RFC: Bdbuf transfer error handling

Fri Nov 20 13:12:55 UTC 2009

Hi!

The bdbuf facility provides a cache for block device access in RTEMS
(http://rtems.com/doxygen/cpukit/html/group__rtems__bdbuf.html).

I want to describe the current transfer error handling in the bdbuf disk device
block cache and propose some changes.

Transfer errors can be read errors (buffer is in TRANSFER state), write errors
(buffer is in TRANSFER state) or a disk delete which occurs between the release
of a buffer and the activiation of the swapout task (buffer is in MODIFIED or
SYNC state).

*******************************************************************************

Read transfers are initiated due to a read or read ahead request.  The read
ahead is speculative and has no immediate user.  We have three variants which
have to deal with a read transfer error:

R1. Read Request

Here we have a user and must return a buffer.  We set the error field of the
buffer according to the transfer status.

R2. Read Ahead Request with User after the Transfer

Here we have a user and must return a buffer.

  a) We set the error field of the buffer according to the transfer status.  No
     retry happens.  This is the current approach.

  b) We do a read transfer retry.  If this fails, see R1.  Here we have an
     inconsistency since it is the duty of the block device driver to execute
     retries if necessary and useful.  The block device driver already
     indicated through the error status that it was impossible to read this
     block.

R3. Read Ahead Request and No User

We discard the buffer.  This is the current approach.

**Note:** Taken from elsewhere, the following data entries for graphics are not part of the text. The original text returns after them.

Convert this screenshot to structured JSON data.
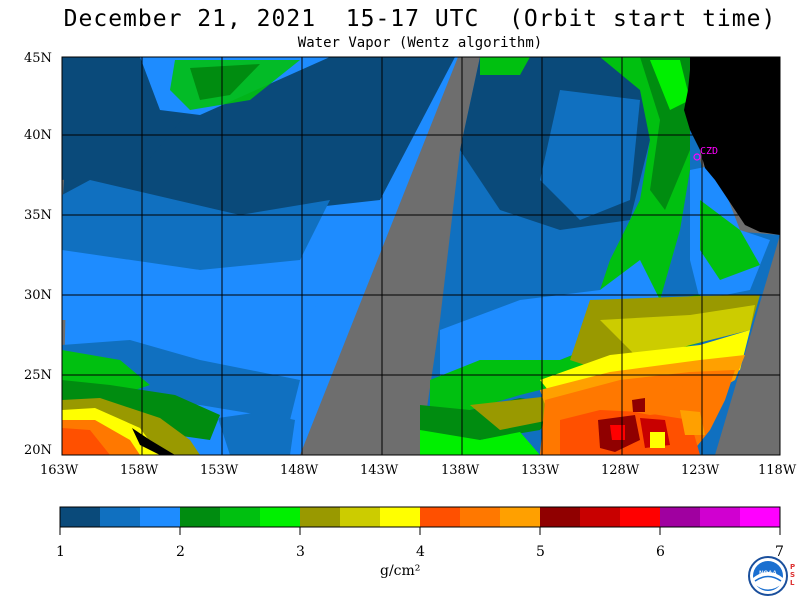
{
  "title": "December 21, 2021  15-17 UTC  (Orbit start time)",
  "subtitle": "Water Vapor (Wentz algorithm)",
  "map": {
    "lat_labels": [
      "45N",
      "40N",
      "35N",
      "30N",
      "25N",
      "20N"
    ],
    "lon_labels": [
      "163W",
      "158W",
      "153W",
      "148W",
      "143W",
      "138W",
      "133W",
      "128W",
      "123W",
      "118W"
    ],
    "station_label": "CZD",
    "colors": {
      "no_data": "#6e6e6e",
      "land": "#000000",
      "grid": "#000000",
      "station": "#ff00ff"
    }
  },
  "colorbar": {
    "colors": [
      "#0a4a7a",
      "#1070c0",
      "#1e8cff",
      "#008c10",
      "#00c010",
      "#00f000",
      "#999900",
      "#cccc00",
      "#ffff00",
      "#ff5000",
      "#ff7800",
      "#ffa000",
      "#900000",
      "#c80000",
      "#ff0000",
      "#a000a0",
      "#d000d0",
      "#ff00ff"
    ],
    "ticks": [
      "1",
      "2",
      "3",
      "4",
      "5",
      "6",
      "7"
    ],
    "units": "g/cm²"
  },
  "logo": {
    "text": "NOAA",
    "side_text": "PSL"
  }
}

*******************************************************************************

Write transfer errors happen in the context of the swapout task.  We have four
variants.

W1. Disk Delete with User

We set the buffer state to CACHED (this prevents transmission retries) and the
error field to an error status.  This is a TODO currently.

W2. Disk Delete without User

We discard the buffer.  The modified data is lost.  This is a TODO currently.

W3. Write Error with User

  a) We set the buffer state to MODIFIED and the error field to an error
     status.  This is the current approach.  This may lead to an infinite loop
     of transmission retries.  This buffer cannot be recycled until it was
     successfully transmitted.

  b) We set the buffer state to CACHED (this prevents transmission retries) and
     the error field to an error status.  A read request will return the cached
     buffer unless someone recycled the buffer in the meantime.  So the
     behaviour is not deterministic and depends on the future cache usage.  The
     user cannot determine if the error field indicates a read or write error.

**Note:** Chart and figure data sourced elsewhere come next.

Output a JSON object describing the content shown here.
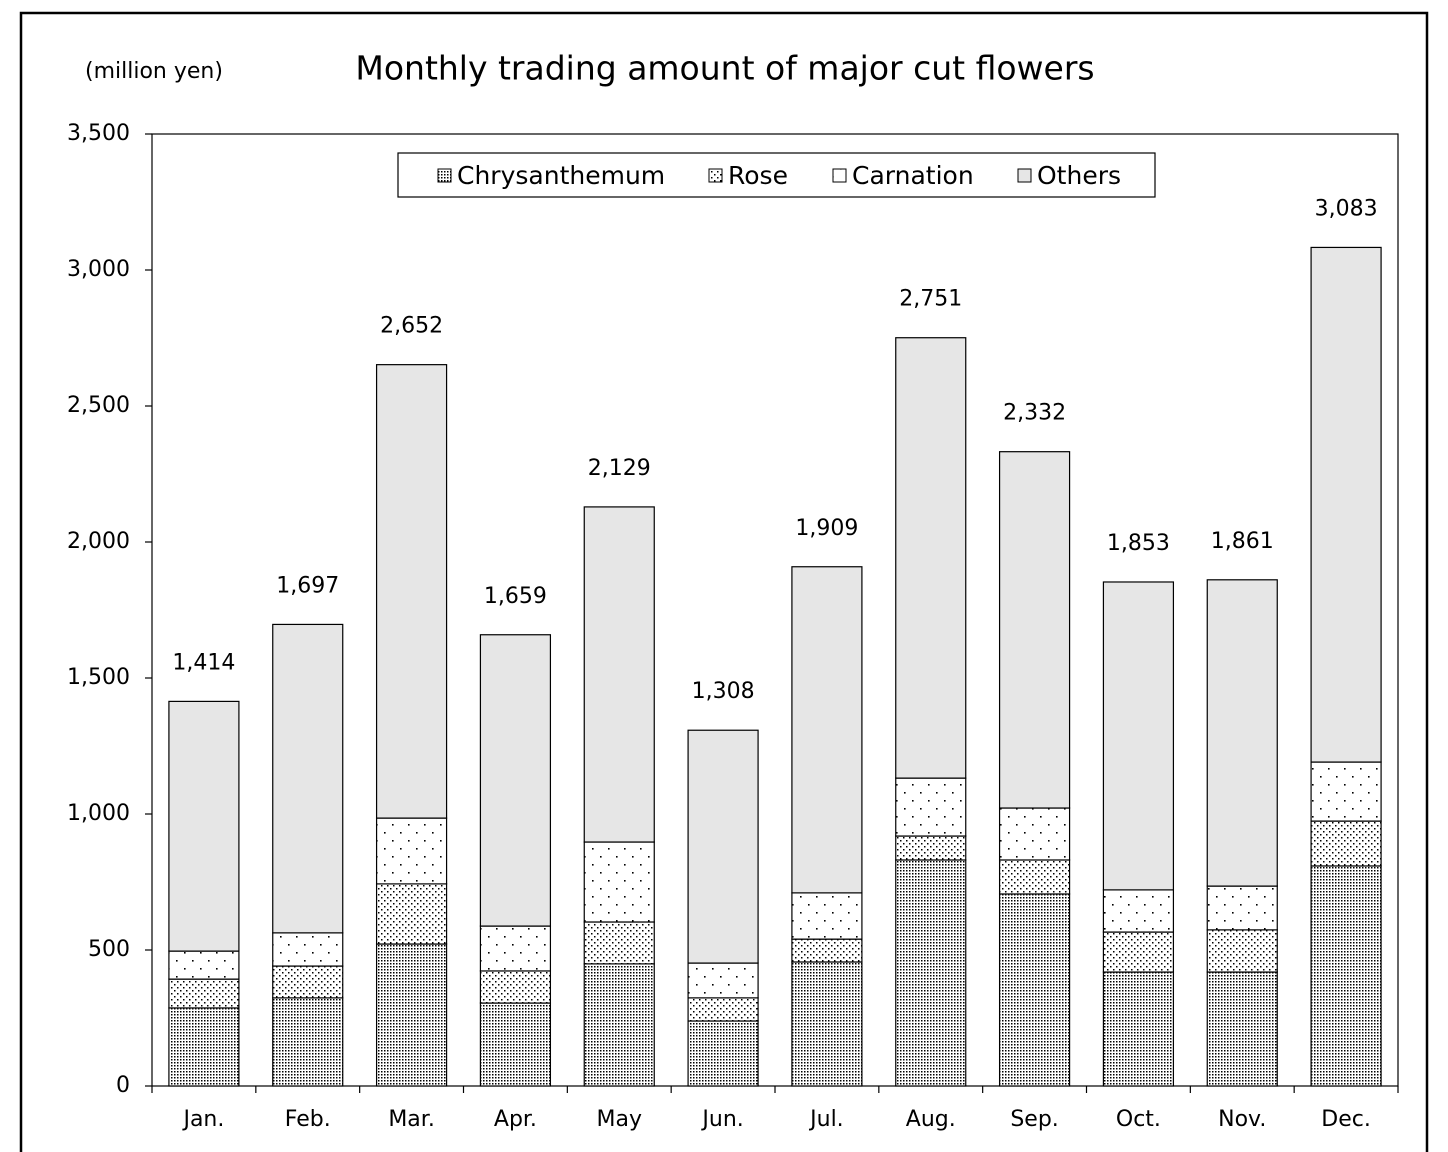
{
  "chart_data": {
    "type": "stacked-bar",
    "title": "Monthly trading amount of major cut flowers",
    "y_unit": "(million yen)",
    "categories": [
      "Jan.",
      "Feb.",
      "Mar.",
      "Apr.",
      "May",
      "Jun.",
      "Jul.",
      "Aug.",
      "Sep.",
      "Oct.",
      "Nov.",
      "Dec."
    ],
    "series": [
      {
        "name": "Chrysanthemum",
        "color": "#000000",
        "pattern": "dense",
        "values": [
          287,
          324,
          522,
          305,
          449,
          239,
          456,
          831,
          706,
          419,
          419,
          809
        ]
      },
      {
        "name": "Rose",
        "color": "#000000",
        "pattern": "medium",
        "values": [
          106,
          117,
          221,
          118,
          154,
          85,
          84,
          88,
          125,
          147,
          155,
          165
        ]
      },
      {
        "name": "Carnation",
        "color": "#000000",
        "pattern": "sparse",
        "values": [
          103,
          122,
          242,
          165,
          294,
          128,
          170,
          213,
          191,
          155,
          161,
          217
        ]
      },
      {
        "name": "Others",
        "color": "#e6e6e6",
        "pattern": "solid",
        "values": [
          918,
          1134,
          1667,
          1071,
          1232,
          856,
          1199,
          1619,
          1310,
          1132,
          1126,
          1892
        ]
      }
    ],
    "totals": [
      1414,
      1697,
      2652,
      1659,
      2129,
      1308,
      1909,
      2751,
      2332,
      1853,
      1861,
      3083
    ],
    "total_labels": [
      "1,414",
      "1,697",
      "2,652",
      "1,659",
      "2,129",
      "1,308",
      "1,909",
      "2,751",
      "2,332",
      "1,853",
      "1,861",
      "3,083"
    ],
    "ylim": [
      0,
      3500
    ],
    "yticks": [
      0,
      500,
      {
        "value": 1000,
        "label": "1,000"
      },
      {
        "value": 1500,
        "label": "1,500"
      },
      {
        "value": 2000,
        "label": "2,000"
      },
      {
        "value": 2500,
        "label": "2,500"
      },
      {
        "value": 3000,
        "label": "3,000"
      },
      {
        "value": 3500,
        "label": "3,500"
      }
    ],
    "legend": "top"
  }
}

  c) We set the buffer state to PURGED.  A read request will lead to a read
     transfer.  This will return the block data on the media or an error
     status.  It is independent from the future cache usage.  The error field
     is used only for read transfer errors.  The modified data is lost.

W4. Write Error without User

  a) We set the buffer state to MODIFIED and the error field to an error
     status.  This is the current approach.  This may lead to an infinite loop
     of transmission retries.  This buffer cannot be recycled until it was
     successfully transmitted.

  b) We discard the buffer.  The modified data is lost.

*******************************************************************************

I propose that we change the error handling in W3 to strategy c) and in W4 to
b).  This prevents possible infinite transmission loops.  The error field in
the buffer is used only for read transfer states.  After a write error we have
a deterministic behaviour.

Have a nice day!

-- 
Sebastian Huber, embedded brains GmbH

Address : Obere Lagerstr. 30, D-82178 Puchheim, Germany
Phone   : +49 89 18 90 80 79-6
Fax     : +49 89 18 90 80 79-9
E-Mail  : sebastian.huber at embedded-brains.de
PGP     : Public key available on request.

Diese Nachricht ist keine geschäftliche Mitteilung im Sinne des EHUG.